The Global War for Internet Governance
Source: https://yalebooks.yale.edu/book/9780300181357/the-global-war-for-internet-governance/ ↗
DeNardis maps the institutions that actually govern the internet — ICANN, IETF, regional internet registries, root server operators, national regulators — and the conflicts among them.
Her central argument is that internet governance is not primarily a matter of treaties and summits but of technical architecture: decisions about protocols, addressing, naming, and routing are inherently political acts with distributive consequences.
The book covers disputes over domain names, IP address allocation, surveillance-enabling standards, and the role of private companies as de facto regulators.
DeNardis calls this the "deep stack" of governance, the layer beneath policy where real power operates.
For product leaders, the book explains why your product's reachability, performance, and legal exposure depend on governance decisions made in rooms you have never entered.

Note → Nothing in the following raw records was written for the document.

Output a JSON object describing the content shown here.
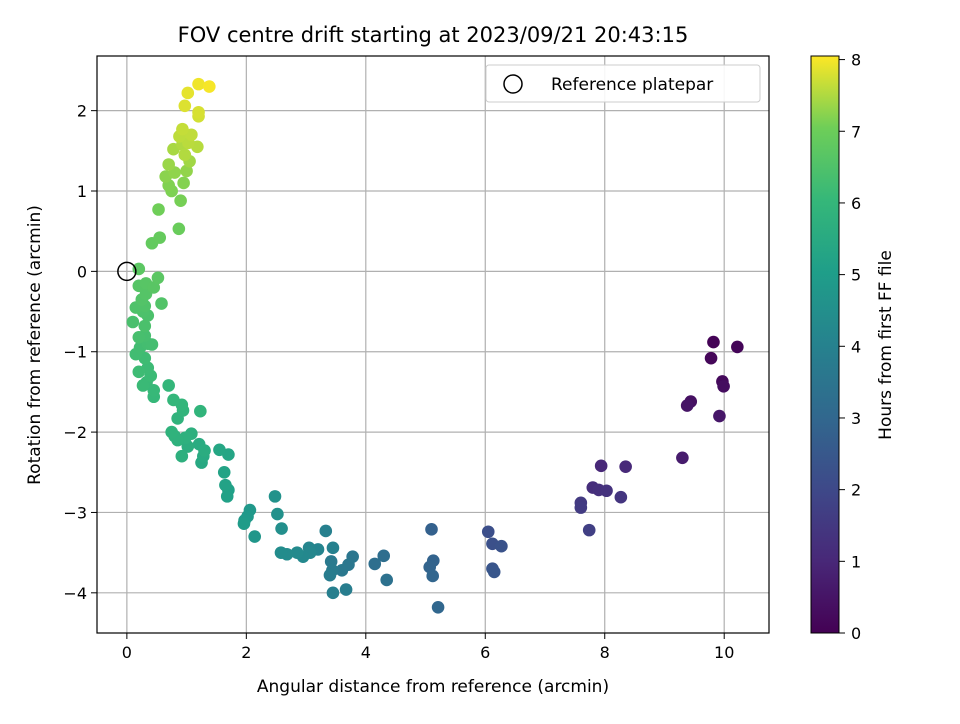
{
  "chart_data": {
    "type": "scatter",
    "title": "FOV centre drift starting at 2023/09/21 20:43:15",
    "xlabel": "Angular distance from reference (arcmin)",
    "ylabel": "Rotation from reference (arcmin)",
    "xlim": [
      -0.5,
      10.75
    ],
    "ylim": [
      -4.5,
      2.68
    ],
    "x_ticks": [
      0,
      2,
      4,
      6,
      8,
      10
    ],
    "y_ticks": [
      -4,
      -3,
      -2,
      -1,
      0,
      1,
      2
    ],
    "grid": true,
    "legend": {
      "placement": "top-right",
      "entries": [
        "Reference platepar"
      ]
    },
    "reference_point": {
      "x": 0,
      "y": 0,
      "label": "Reference platepar"
    },
    "colorbar": {
      "label": "Hours from first FF file",
      "range": [
        0,
        8.05
      ],
      "ticks": [
        0,
        1,
        2,
        3,
        4,
        5,
        6,
        7,
        8
      ],
      "colormap": "viridis"
    },
    "points": [
      [
        9.82,
        -0.88,
        0.05
      ],
      [
        10.22,
        -0.94,
        0.1
      ],
      [
        9.78,
        -1.08,
        0.15
      ],
      [
        9.97,
        -1.37,
        0.2
      ],
      [
        9.99,
        -1.43,
        0.3
      ],
      [
        9.44,
        -1.62,
        0.4
      ],
      [
        9.38,
        -1.67,
        0.5
      ],
      [
        9.92,
        -1.8,
        0.55
      ],
      [
        9.3,
        -2.32,
        0.7
      ],
      [
        7.94,
        -2.42,
        1.0
      ],
      [
        8.35,
        -2.43,
        1.05
      ],
      [
        7.8,
        -2.69,
        1.2
      ],
      [
        7.9,
        -2.72,
        1.25
      ],
      [
        8.03,
        -2.73,
        1.3
      ],
      [
        8.27,
        -2.81,
        1.4
      ],
      [
        7.6,
        -2.88,
        1.55
      ],
      [
        7.6,
        -2.94,
        1.6
      ],
      [
        7.74,
        -3.22,
        1.7
      ],
      [
        6.05,
        -3.24,
        2.2
      ],
      [
        6.12,
        -3.39,
        2.25
      ],
      [
        6.27,
        -3.42,
        2.3
      ],
      [
        6.12,
        -3.7,
        2.4
      ],
      [
        6.15,
        -3.74,
        2.45
      ],
      [
        5.1,
        -3.21,
        2.8
      ],
      [
        5.13,
        -3.6,
        2.85
      ],
      [
        5.07,
        -3.68,
        2.9
      ],
      [
        5.12,
        -3.79,
        2.95
      ],
      [
        5.21,
        -4.18,
        3.0
      ],
      [
        4.3,
        -3.54,
        3.25
      ],
      [
        4.15,
        -3.64,
        3.3
      ],
      [
        4.35,
        -3.84,
        3.35
      ],
      [
        3.78,
        -3.55,
        3.55
      ],
      [
        3.71,
        -3.65,
        3.6
      ],
      [
        3.6,
        -3.72,
        3.65
      ],
      [
        3.42,
        -3.61,
        3.7
      ],
      [
        3.44,
        -3.72,
        3.75
      ],
      [
        3.4,
        -3.78,
        3.8
      ],
      [
        3.67,
        -3.96,
        3.85
      ],
      [
        3.45,
        -4.0,
        3.9
      ],
      [
        3.33,
        -3.23,
        3.95
      ],
      [
        3.45,
        -3.44,
        4.0
      ],
      [
        3.2,
        -3.46,
        4.1
      ],
      [
        3.05,
        -3.44,
        4.15
      ],
      [
        3.07,
        -3.5,
        4.2
      ],
      [
        2.95,
        -3.55,
        4.25
      ],
      [
        2.85,
        -3.5,
        4.3
      ],
      [
        2.68,
        -3.52,
        4.35
      ],
      [
        2.58,
        -3.5,
        4.4
      ],
      [
        2.59,
        -3.2,
        4.5
      ],
      [
        2.52,
        -3.02,
        4.55
      ],
      [
        2.48,
        -2.8,
        4.6
      ],
      [
        2.14,
        -3.3,
        4.75
      ],
      [
        2.06,
        -2.97,
        4.8
      ],
      [
        2.02,
        -3.05,
        4.85
      ],
      [
        1.97,
        -3.1,
        4.9
      ],
      [
        1.96,
        -3.14,
        4.95
      ],
      [
        1.7,
        -2.72,
        5.1
      ],
      [
        1.68,
        -2.8,
        5.15
      ],
      [
        1.65,
        -2.66,
        5.2
      ],
      [
        1.63,
        -2.5,
        5.25
      ],
      [
        1.7,
        -2.28,
        5.3
      ],
      [
        1.55,
        -2.22,
        5.35
      ],
      [
        1.25,
        -2.38,
        5.45
      ],
      [
        1.28,
        -2.3,
        5.5
      ],
      [
        1.21,
        -2.15,
        5.55
      ],
      [
        1.3,
        -2.23,
        5.6
      ],
      [
        1.02,
        -2.18,
        5.65
      ],
      [
        0.92,
        -2.3,
        5.7
      ],
      [
        1.08,
        -2.02,
        5.7
      ],
      [
        0.98,
        -2.07,
        5.75
      ],
      [
        0.85,
        -2.1,
        5.78
      ],
      [
        0.8,
        -2.05,
        5.8
      ],
      [
        0.75,
        -2.0,
        5.82
      ],
      [
        0.85,
        -1.83,
        5.85
      ],
      [
        0.94,
        -1.73,
        5.9
      ],
      [
        1.23,
        -1.74,
        5.92
      ],
      [
        0.92,
        -1.66,
        5.95
      ],
      [
        0.78,
        -1.6,
        5.98
      ],
      [
        0.7,
        -1.42,
        6.0
      ],
      [
        0.45,
        -1.56,
        6.05
      ],
      [
        0.45,
        -1.48,
        6.08
      ],
      [
        0.33,
        -1.38,
        6.1
      ],
      [
        0.27,
        -1.42,
        6.12
      ],
      [
        0.4,
        -1.3,
        6.15
      ],
      [
        0.35,
        -1.2,
        6.17
      ],
      [
        0.2,
        -1.25,
        6.2
      ],
      [
        0.3,
        -1.08,
        6.22
      ],
      [
        0.15,
        -1.03,
        6.25
      ],
      [
        0.22,
        -0.95,
        6.27
      ],
      [
        0.35,
        -0.9,
        6.3
      ],
      [
        0.42,
        -0.91,
        6.32
      ],
      [
        0.3,
        -0.8,
        6.35
      ],
      [
        0.2,
        -0.82,
        6.38
      ],
      [
        0.1,
        -0.63,
        6.4
      ],
      [
        0.3,
        -0.68,
        6.42
      ],
      [
        0.35,
        -0.55,
        6.45
      ],
      [
        0.27,
        -0.5,
        6.47
      ],
      [
        0.15,
        -0.45,
        6.5
      ],
      [
        0.3,
        -0.43,
        6.52
      ],
      [
        0.58,
        -0.4,
        6.55
      ],
      [
        0.25,
        -0.35,
        6.57
      ],
      [
        0.32,
        -0.28,
        6.6
      ],
      [
        0.2,
        -0.18,
        6.62
      ],
      [
        0.32,
        -0.15,
        6.65
      ],
      [
        0.45,
        -0.2,
        6.67
      ],
      [
        0.52,
        -0.08,
        6.7
      ],
      [
        0.2,
        0.03,
        6.72
      ],
      [
        0.42,
        0.35,
        6.85
      ],
      [
        0.55,
        0.42,
        6.88
      ],
      [
        0.87,
        0.53,
        6.95
      ],
      [
        0.53,
        0.77,
        7.05
      ],
      [
        0.9,
        0.88,
        7.1
      ],
      [
        0.75,
        1.0,
        7.15
      ],
      [
        0.7,
        1.07,
        7.18
      ],
      [
        0.95,
        1.1,
        7.2
      ],
      [
        0.65,
        1.18,
        7.25
      ],
      [
        0.8,
        1.23,
        7.28
      ],
      [
        1.0,
        1.25,
        7.3
      ],
      [
        0.7,
        1.33,
        7.35
      ],
      [
        1.05,
        1.37,
        7.4
      ],
      [
        0.78,
        1.52,
        7.45
      ],
      [
        0.93,
        1.58,
        7.5
      ],
      [
        0.97,
        1.45,
        7.52
      ],
      [
        1.18,
        1.55,
        7.55
      ],
      [
        1.03,
        1.6,
        7.58
      ],
      [
        0.88,
        1.68,
        7.6
      ],
      [
        1.08,
        1.7,
        7.62
      ],
      [
        0.93,
        1.77,
        7.65
      ],
      [
        1.2,
        1.93,
        7.75
      ],
      [
        1.2,
        1.98,
        7.78
      ],
      [
        0.97,
        2.06,
        7.82
      ],
      [
        1.02,
        2.22,
        7.88
      ],
      [
        1.2,
        2.33,
        7.95
      ],
      [
        1.38,
        2.3,
        8.0
      ]
    ]
  }
}
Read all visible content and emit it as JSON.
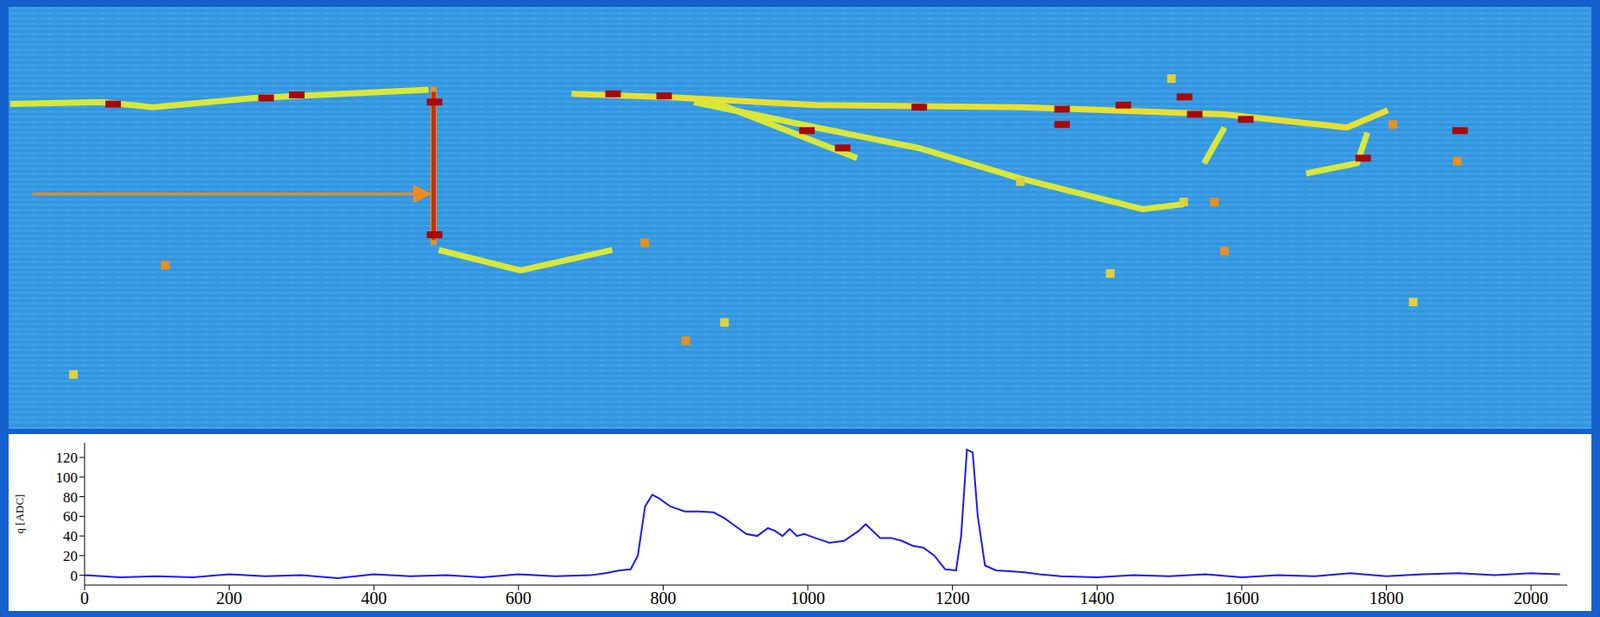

Understanding who controls the stack beneath your stack is not optional knowledge.
Central argument
DeNardis argues that internet governance is not primarily enacted through international treaties or policy summits but through technical architecture itself — the protocols, naming systems, addressing schemes, and routing decisions that constitute what she calls the 'deep stack.' Institutions like ICANN, IETF, and regional internet registries are the real seats of power, and their technical decisions carry inherent distributive and political consequences. The book demonstrates that private companies operating infrastructure function as de facto regulators, often with less accountability than the public bodies they displace.
Critique
DeNardis's framework, written in 2014, was already straining against a reality it only partially captures: the growing dominance of platform-layer governance by hyperscalers — app stores, CDNs, cloud providers, payment processors — which exercise coercive control over reachability and viability in ways that sit above the deep stack she maps, not within it. Her focus on ICANN-era infrastructure governance risks making the argument feel institutionally dated precisely as the locus of power shifted from naming and addressing toward algorithmic and contractual control. A reader today might find the diagnosis accurate but the patient no longer the most critical one.
Why it matters for product
A product leader who understands DeNardis's argument will recognize that choices made in IETF working groups about encryption standards, or ICANN disputes about domain delegation, can determine whether a product is reachable in specific markets, legally exposed to surveillance mandates, or vulnerable to de-platforming at the infrastructure level — none of which appear in a typical product risk register. Concretely, this should inform how CPOs think about geographic expansion decisions: entering a new market is not just a localization and GTM challenge but a question of which governance regimes — technical and jurisdictional — now apply to your stack beneath the stack you own.